Last week it hovered around 20 degrees all night with some wind and in that kind of weather it’s tough to get anything done. But I’ve found a solution. My folks used to work back on the farm in Minnesota so one of the first things they would do before going outside was to throw on a pair of insulated coveralls.

Be the envy of your astronomy friends by looking exactly like Dr. Venture, and as an added benefit it’s hard to use the restroom!
Seriously though. Duluth Trading Company and Dickies both make these. You can get them with arms or without. Links coming down. Here and Here.
Of course they don't have to be Dickies or Duluths but they are well known clothing companies that don't skimp on making quality outerwear.
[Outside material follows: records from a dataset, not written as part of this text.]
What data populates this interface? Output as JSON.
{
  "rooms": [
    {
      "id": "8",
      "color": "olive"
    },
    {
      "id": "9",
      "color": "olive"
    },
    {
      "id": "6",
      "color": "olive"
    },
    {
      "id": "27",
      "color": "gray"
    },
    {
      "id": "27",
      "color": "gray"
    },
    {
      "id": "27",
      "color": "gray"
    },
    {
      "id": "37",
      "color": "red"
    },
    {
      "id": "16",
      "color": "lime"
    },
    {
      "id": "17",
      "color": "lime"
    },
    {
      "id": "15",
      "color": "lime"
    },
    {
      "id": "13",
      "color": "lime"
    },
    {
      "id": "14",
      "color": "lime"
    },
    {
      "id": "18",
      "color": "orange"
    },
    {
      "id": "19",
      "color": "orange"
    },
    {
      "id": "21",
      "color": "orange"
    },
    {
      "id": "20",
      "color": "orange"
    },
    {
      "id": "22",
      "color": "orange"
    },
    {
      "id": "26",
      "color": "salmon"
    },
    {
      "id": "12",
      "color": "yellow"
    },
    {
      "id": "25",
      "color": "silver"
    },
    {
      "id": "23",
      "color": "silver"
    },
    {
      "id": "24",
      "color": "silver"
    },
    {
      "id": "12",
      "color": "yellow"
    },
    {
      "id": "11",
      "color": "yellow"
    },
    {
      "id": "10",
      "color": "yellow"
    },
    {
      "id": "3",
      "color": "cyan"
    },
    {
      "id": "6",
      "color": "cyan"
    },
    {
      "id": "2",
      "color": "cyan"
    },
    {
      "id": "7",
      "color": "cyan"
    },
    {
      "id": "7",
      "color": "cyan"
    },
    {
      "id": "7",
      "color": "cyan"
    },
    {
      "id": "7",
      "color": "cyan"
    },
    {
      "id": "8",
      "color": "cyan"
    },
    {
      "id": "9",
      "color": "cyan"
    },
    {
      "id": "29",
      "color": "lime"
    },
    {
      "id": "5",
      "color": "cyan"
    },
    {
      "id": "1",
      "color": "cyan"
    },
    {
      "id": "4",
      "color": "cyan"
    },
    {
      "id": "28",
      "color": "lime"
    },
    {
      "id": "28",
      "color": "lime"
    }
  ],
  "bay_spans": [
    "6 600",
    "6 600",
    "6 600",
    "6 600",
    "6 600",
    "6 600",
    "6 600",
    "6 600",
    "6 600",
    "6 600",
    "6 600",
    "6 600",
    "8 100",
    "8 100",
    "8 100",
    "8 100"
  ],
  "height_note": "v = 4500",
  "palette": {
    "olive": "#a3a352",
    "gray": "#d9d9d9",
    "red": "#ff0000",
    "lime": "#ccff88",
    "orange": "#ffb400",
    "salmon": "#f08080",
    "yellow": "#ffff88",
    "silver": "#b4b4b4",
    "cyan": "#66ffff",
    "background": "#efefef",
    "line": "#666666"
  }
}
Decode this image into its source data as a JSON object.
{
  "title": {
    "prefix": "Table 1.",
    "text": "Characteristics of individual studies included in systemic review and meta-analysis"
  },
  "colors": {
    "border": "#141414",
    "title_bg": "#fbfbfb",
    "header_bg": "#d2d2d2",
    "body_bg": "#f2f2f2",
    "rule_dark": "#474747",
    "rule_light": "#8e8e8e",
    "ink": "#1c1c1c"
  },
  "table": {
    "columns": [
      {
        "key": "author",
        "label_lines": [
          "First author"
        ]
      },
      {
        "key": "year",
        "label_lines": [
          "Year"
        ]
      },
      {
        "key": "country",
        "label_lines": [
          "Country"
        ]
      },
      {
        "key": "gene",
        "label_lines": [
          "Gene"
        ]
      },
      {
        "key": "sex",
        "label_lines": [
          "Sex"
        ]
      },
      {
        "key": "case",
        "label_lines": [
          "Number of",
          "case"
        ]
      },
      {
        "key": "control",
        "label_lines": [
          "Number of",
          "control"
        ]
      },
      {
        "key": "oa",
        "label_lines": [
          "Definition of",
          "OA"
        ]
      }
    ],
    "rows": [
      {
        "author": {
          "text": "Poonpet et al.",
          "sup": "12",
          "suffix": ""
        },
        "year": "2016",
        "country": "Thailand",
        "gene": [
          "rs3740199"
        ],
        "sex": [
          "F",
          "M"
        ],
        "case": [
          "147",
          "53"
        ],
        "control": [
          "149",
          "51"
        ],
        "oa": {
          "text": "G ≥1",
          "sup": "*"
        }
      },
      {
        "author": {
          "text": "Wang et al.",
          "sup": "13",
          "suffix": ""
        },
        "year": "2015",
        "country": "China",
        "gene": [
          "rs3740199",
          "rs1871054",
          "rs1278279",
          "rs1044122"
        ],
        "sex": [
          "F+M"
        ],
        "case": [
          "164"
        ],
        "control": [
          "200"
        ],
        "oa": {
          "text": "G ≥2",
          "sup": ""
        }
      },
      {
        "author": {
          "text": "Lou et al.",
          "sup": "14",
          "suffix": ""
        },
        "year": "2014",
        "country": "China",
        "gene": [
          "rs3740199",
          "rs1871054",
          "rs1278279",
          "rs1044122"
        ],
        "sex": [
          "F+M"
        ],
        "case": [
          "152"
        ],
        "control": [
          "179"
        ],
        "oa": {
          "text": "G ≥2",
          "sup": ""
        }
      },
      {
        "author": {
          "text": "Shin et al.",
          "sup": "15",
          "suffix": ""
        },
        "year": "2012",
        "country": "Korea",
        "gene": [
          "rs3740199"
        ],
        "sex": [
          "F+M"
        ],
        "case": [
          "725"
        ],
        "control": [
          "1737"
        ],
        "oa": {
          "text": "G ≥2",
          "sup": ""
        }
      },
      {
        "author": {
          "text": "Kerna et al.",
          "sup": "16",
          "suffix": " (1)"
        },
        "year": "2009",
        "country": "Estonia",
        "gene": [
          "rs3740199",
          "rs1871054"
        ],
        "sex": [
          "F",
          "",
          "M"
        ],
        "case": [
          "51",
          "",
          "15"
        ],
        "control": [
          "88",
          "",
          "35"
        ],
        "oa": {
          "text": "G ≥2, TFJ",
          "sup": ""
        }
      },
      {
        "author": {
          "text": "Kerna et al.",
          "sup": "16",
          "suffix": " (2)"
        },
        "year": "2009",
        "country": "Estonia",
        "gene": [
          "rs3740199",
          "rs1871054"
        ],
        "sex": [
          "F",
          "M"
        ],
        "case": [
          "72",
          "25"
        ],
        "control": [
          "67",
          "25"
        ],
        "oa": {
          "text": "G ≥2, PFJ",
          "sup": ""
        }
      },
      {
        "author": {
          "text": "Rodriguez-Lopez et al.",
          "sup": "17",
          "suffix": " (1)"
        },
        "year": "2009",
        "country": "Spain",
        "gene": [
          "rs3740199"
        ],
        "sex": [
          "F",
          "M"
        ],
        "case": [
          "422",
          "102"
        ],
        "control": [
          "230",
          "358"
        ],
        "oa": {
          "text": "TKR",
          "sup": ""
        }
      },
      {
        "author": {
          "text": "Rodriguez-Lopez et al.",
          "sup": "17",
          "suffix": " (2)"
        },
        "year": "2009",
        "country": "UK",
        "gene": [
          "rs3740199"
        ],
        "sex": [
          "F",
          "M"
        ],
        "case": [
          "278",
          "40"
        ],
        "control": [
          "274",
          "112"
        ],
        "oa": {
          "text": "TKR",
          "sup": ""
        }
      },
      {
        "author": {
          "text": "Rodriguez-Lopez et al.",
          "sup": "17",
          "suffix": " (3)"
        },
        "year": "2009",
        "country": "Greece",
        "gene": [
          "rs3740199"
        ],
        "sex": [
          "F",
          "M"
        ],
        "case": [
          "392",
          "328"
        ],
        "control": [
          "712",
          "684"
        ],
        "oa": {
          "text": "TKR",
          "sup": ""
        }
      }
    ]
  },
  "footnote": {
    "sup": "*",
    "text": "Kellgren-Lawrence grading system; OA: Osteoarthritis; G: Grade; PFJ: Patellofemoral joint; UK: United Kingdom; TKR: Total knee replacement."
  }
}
I know you guys back east have been seeing unseasonably warm temperatures, but believe me it'll get cold for you too, and you'll be happier with a pair on when it does get cold. You can literally throw these things on in seconds and I've found them to be extremely nice and warm.
Another thing I've found, that is immensely better than cutting a fingertip off your gloves are these, here.
These allow you to use your smartphones, which are becoming an increasingly necessary item with go-to scopes with amateurs, as well as being a handy reference for people with more expertise. Or a means of controlling your entire telescope as with the Celestron Evo's.
By the way, if you're operating a cellphone at a black sight, you'll blow up your eyes looking at the screen, but many apps now transform your cellphone into a nightime red light. Here is one.

Use this thread to discuss the nice and the necessary things you have to do in order to be observing in these winter months. Remember never to operate below your telescope, or your electronics', temperature limit.
I wouldn't be afraid to wear one to a star party. ****, let them freeze! I've got scienceing to do!
Hey! Just move to Long Island, NY! Record- breaking temps! T-shirt weather, and it's Christmas time! Love it! Can't view the Heavens for the clouds and fog, but NO SNOW!!!!